その他、吸引機構に排気ダクトを設ける等により、高温気体を屋外等の適切な場所に排出し、ローラ本体の設置空間に高温気体が排出されないようにすることで、高温気体によって作業者の安全が脅かされることを防ぐだけでなく、連続材の連続熱処理工程に悪影響を及ぼすことも防ぐことができる。
【0011】
ローラ本体は、円筒状をなすシェル部と、シェル部の軸方向両端部に接続された一対のジャーナル部とを有している。また、ロール本体等の冷却効果やロール本体の周方向均温性を得るためには、空隙部を流れる気体は周方向において均一な流速で流れることが望ましい。

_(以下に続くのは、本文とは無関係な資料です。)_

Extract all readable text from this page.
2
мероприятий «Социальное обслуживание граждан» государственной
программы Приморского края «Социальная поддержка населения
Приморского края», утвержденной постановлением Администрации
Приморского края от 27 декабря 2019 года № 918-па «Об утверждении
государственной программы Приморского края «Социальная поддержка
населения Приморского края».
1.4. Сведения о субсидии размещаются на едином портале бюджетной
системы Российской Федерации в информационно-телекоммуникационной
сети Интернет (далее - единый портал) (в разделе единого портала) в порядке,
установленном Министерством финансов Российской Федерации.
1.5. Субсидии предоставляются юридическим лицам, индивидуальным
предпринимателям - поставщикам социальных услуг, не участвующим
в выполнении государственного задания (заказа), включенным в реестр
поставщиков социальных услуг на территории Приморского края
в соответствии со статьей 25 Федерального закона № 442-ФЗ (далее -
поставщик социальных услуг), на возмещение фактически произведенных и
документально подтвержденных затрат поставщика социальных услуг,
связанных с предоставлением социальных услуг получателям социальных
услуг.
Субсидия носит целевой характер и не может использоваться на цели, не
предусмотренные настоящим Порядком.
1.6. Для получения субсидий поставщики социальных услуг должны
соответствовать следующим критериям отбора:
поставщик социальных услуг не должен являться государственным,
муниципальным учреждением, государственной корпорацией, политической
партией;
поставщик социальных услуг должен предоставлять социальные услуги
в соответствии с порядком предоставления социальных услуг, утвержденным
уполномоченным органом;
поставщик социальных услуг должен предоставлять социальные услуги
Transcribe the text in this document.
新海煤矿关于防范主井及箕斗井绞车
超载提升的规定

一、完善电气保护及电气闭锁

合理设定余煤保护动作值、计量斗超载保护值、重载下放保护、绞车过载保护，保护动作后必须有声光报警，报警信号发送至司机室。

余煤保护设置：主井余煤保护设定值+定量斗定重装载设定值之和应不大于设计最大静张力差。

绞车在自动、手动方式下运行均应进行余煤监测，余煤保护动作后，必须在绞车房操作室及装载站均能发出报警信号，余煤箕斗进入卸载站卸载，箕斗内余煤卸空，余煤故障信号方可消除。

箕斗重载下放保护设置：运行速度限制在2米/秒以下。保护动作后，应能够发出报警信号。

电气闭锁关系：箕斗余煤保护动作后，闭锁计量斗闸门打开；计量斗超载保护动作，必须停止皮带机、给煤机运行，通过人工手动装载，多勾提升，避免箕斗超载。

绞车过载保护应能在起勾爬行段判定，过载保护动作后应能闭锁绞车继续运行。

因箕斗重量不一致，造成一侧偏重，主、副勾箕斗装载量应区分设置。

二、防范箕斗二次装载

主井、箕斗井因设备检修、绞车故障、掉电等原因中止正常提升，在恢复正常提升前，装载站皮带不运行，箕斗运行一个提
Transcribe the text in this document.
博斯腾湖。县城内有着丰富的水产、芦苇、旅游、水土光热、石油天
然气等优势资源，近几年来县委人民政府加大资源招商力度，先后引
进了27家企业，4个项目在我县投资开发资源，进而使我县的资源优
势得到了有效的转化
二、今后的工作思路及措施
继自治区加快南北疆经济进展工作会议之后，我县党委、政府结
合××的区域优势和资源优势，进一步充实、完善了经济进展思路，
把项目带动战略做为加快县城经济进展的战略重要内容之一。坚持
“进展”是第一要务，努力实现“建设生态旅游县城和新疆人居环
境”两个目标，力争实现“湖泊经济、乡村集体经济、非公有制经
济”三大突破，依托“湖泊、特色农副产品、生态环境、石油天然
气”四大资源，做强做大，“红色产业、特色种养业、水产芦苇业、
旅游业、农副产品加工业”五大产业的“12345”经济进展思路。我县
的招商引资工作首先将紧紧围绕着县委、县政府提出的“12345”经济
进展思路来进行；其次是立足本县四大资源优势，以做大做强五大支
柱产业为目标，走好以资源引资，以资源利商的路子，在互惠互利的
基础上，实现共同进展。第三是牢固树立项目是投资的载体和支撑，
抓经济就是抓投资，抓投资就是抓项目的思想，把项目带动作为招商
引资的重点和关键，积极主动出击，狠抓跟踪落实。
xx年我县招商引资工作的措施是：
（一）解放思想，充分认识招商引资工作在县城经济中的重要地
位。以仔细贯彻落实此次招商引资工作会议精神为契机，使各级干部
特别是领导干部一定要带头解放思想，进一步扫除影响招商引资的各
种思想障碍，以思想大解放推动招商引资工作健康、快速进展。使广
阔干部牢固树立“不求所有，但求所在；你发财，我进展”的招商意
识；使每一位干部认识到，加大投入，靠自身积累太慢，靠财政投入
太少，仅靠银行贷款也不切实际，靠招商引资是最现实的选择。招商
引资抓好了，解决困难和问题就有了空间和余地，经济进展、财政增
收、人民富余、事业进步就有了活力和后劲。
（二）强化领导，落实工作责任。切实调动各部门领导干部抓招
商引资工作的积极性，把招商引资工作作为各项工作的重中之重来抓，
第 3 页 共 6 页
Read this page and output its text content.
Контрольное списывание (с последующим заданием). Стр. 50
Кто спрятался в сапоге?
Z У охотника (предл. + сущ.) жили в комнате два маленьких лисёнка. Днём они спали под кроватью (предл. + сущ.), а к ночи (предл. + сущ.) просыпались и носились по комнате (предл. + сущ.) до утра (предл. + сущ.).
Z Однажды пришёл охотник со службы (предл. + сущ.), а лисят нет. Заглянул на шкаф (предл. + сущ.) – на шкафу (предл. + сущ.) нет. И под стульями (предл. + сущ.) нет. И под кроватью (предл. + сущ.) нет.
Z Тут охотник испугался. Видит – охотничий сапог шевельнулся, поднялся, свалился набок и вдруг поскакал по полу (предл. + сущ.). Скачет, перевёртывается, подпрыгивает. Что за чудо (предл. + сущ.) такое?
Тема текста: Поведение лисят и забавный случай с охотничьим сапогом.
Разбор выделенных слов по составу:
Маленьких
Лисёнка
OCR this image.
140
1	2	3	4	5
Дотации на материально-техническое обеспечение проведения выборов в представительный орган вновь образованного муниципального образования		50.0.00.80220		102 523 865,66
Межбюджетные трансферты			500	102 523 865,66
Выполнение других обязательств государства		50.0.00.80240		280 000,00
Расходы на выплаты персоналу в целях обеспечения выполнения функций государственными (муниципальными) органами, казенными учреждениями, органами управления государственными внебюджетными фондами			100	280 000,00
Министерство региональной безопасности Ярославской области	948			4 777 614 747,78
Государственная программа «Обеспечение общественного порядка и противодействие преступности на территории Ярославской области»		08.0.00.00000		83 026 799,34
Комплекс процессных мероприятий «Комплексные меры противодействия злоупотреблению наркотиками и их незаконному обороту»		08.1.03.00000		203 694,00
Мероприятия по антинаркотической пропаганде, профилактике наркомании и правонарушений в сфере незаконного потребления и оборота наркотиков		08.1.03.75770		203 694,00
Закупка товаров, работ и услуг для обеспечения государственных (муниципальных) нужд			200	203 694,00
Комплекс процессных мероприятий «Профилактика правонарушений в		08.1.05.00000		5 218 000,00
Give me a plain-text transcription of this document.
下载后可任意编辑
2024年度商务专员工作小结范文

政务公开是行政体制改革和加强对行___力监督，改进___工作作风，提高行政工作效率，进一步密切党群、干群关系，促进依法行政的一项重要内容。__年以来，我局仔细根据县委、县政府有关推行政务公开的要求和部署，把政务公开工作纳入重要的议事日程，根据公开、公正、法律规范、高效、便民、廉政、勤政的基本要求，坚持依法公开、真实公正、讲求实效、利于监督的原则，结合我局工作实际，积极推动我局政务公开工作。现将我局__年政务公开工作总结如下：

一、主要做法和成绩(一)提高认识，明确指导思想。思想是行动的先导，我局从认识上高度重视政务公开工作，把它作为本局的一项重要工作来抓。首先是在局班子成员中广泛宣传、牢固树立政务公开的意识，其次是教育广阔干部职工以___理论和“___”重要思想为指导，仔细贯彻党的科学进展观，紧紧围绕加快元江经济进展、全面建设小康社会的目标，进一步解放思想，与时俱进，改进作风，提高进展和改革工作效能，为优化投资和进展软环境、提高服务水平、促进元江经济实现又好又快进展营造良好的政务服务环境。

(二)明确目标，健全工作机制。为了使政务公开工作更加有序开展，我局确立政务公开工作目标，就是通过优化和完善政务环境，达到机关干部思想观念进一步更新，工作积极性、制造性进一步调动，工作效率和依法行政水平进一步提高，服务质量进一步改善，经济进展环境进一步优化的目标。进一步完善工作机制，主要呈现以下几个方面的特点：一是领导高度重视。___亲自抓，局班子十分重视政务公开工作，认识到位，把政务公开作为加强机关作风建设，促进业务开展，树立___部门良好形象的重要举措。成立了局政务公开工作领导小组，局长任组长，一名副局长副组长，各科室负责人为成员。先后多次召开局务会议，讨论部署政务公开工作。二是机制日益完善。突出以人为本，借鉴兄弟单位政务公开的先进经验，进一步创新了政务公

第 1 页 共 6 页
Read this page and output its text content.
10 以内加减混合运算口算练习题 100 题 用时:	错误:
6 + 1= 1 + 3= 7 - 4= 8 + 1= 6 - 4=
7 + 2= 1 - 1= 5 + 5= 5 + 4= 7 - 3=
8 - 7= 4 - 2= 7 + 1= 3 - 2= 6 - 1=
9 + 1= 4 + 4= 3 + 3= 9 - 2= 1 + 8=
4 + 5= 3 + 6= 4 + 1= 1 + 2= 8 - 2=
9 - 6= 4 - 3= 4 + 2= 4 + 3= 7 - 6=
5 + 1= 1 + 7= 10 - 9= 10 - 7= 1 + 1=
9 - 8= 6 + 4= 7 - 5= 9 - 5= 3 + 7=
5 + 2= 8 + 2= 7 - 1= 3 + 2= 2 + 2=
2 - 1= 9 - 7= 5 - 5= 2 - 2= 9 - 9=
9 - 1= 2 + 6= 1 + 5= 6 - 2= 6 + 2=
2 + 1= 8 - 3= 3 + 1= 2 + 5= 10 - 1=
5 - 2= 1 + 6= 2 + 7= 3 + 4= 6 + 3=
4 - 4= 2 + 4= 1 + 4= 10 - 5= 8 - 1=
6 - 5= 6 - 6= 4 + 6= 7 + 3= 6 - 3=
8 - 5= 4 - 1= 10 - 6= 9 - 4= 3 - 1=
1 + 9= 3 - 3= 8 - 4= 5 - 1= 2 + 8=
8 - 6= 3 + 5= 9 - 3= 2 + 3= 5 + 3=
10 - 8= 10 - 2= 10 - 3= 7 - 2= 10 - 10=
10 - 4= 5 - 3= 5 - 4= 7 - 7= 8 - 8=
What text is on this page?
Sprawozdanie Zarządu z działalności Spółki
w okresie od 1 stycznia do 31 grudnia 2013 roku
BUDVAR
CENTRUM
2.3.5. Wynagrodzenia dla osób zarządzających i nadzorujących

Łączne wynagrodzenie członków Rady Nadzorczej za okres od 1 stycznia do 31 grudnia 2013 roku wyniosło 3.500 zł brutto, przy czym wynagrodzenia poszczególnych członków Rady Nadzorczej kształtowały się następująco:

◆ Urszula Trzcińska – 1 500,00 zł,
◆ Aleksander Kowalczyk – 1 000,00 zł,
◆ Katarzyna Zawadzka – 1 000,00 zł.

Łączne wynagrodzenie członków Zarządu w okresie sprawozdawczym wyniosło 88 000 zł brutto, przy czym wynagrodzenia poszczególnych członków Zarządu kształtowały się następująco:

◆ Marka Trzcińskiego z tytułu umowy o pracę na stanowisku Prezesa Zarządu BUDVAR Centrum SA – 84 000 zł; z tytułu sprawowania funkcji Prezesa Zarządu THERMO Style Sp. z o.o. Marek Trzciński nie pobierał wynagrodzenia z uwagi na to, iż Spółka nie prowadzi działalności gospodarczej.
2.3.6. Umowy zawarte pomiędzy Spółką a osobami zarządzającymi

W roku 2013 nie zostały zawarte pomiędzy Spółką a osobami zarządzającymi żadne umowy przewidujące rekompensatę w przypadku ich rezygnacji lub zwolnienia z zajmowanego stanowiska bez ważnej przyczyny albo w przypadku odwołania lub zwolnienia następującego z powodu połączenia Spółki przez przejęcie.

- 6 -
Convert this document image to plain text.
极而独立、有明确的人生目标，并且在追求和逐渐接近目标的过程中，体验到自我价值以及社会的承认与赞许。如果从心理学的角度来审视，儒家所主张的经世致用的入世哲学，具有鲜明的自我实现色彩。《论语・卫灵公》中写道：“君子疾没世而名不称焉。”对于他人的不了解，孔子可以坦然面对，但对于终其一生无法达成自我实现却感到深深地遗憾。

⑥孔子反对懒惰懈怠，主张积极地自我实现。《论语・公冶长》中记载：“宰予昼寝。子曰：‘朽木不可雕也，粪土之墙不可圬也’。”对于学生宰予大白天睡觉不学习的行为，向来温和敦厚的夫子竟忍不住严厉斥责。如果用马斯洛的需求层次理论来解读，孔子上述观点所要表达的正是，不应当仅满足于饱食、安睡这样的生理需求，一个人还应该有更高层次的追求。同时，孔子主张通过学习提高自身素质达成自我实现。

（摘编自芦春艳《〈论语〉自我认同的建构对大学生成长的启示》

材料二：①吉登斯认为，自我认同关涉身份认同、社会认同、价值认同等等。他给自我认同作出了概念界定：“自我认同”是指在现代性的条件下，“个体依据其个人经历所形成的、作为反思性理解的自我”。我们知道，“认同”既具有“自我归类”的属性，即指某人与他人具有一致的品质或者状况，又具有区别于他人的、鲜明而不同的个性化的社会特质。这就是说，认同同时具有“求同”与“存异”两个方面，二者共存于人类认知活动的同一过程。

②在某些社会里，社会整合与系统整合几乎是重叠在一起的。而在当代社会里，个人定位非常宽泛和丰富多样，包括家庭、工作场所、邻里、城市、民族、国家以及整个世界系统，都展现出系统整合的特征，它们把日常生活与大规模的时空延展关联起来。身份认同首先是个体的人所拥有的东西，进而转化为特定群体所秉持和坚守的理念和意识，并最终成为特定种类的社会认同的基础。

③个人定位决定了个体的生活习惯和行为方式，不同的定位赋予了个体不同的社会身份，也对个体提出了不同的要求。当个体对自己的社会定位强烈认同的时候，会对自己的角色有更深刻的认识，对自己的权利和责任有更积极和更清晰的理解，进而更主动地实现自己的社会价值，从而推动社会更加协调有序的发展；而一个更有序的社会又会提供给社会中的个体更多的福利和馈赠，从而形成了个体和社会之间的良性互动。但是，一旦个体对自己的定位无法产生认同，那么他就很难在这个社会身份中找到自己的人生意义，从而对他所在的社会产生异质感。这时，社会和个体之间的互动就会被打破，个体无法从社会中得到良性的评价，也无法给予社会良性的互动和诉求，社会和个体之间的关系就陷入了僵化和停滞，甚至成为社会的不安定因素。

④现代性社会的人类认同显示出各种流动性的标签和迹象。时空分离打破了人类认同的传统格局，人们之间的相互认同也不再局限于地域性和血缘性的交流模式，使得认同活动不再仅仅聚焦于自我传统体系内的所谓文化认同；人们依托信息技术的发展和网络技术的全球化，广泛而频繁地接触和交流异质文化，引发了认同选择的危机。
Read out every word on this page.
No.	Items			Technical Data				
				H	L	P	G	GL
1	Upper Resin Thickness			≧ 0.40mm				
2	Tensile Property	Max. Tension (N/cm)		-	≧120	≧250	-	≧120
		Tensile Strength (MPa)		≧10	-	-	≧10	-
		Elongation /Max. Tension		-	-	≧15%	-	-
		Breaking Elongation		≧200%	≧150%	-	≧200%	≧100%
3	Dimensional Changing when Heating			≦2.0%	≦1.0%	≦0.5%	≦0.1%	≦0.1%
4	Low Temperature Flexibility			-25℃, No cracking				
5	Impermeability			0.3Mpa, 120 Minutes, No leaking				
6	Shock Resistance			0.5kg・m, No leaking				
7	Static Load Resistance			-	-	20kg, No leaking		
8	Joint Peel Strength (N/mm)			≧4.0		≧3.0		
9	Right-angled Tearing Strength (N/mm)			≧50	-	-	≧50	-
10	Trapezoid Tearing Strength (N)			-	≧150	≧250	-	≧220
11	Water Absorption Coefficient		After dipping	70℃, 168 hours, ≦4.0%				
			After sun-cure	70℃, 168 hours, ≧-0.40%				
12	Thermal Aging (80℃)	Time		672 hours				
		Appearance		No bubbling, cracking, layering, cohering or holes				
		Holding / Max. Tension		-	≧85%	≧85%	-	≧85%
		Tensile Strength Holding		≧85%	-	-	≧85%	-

このためには、前記吸気口は、軸方向一端側のジャーナル部に複数形成されていることが望ましい。吸気口を複数設けることによって、ジャーナル部の機械的強度を確保しながらも、吸気抵抗を小さくしつつ、空隙部の周方向に万遍なく気体を吸い込むことができる。
【0012】
空隙部における気体の流速を周方向においてより一層均一にするためには、前記吸気口は、前記軸方向一端側のジャーナル部において周方向に等間隔に形成されていることが望ましい。
【0013】
吸気口からローラ本体内に異物が侵入すると、誘導発熱機構の誘導コイルが破損するなどの問題が生じ得る。この問題を好適に解決するためには、前記吸気口には、吸引される気体中の異物を除去するフィルタが設けられていることが望ましい。ここで、フィルタの開口率(又は目開き)は、ローラ本体の周囲に発生する粉塵に応じて種々設定することができる。なお、フィルタの開口率が小さい場合には、吸気抵抗が大きくなってしまうため、所望の風速を得るためには、高圧の吸引装置を用いる等のように吸引機構の吸引能力を大きくする必要がある。
【0014】
排気口はローラ本体側に設けられているので回転するが、吸引機構は静止側に設けられているので回転しない。回転する排気口から空隙部の気体を吸引するための具体的な実施の態様としては、前記吸引機構は、静止側において前記排気口を覆うように設けられた静止体と、当該静止体に接続されて前記排気口から前記空隙部の気体を吸引する吸引装置とを備えることが考えられる。ここで、静止体は、吸引機構の専用の部品であっても良いし、ローラ本体に温度検出装置の回転トランスが設けられている場合には、当該回転トランスのステータを保持するステータハウジングであっても良いし、又は、当該ステータハウジングと一体形成されたものであっても良い。
【0015】
前記ローラ本体が軸方向両端部に設けられた一対の駆動軸を有する構成の場合、空隙部を流れる気体とローラ本体のシェル部の内面との接触面をできる限り大きくするためには、排気口を軸方向他端側の駆動軸の外側周面に形成することが考えられる。この構成において、前記静止体は、軸方向に前記排気口を挟むように設けられた2つの軸受を介して、前記排気口を覆うように前記駆動軸に設けることが考えられる。
【0016】
前記誘導発熱機構は、誘導コイルと、当該誘導コイルを支持する支持軸とを有している。この構成において、支持軸は軸受を介してローラ本体の内部に支持されている。このとき、軸受が高温に晒されるとグリス劣化が早くなり損傷に早期に至る恐れがある。この軸受の損傷は、誘導コイルとローラ本体との共回りの要因となり、電気的な重大事故を招く恐れがある。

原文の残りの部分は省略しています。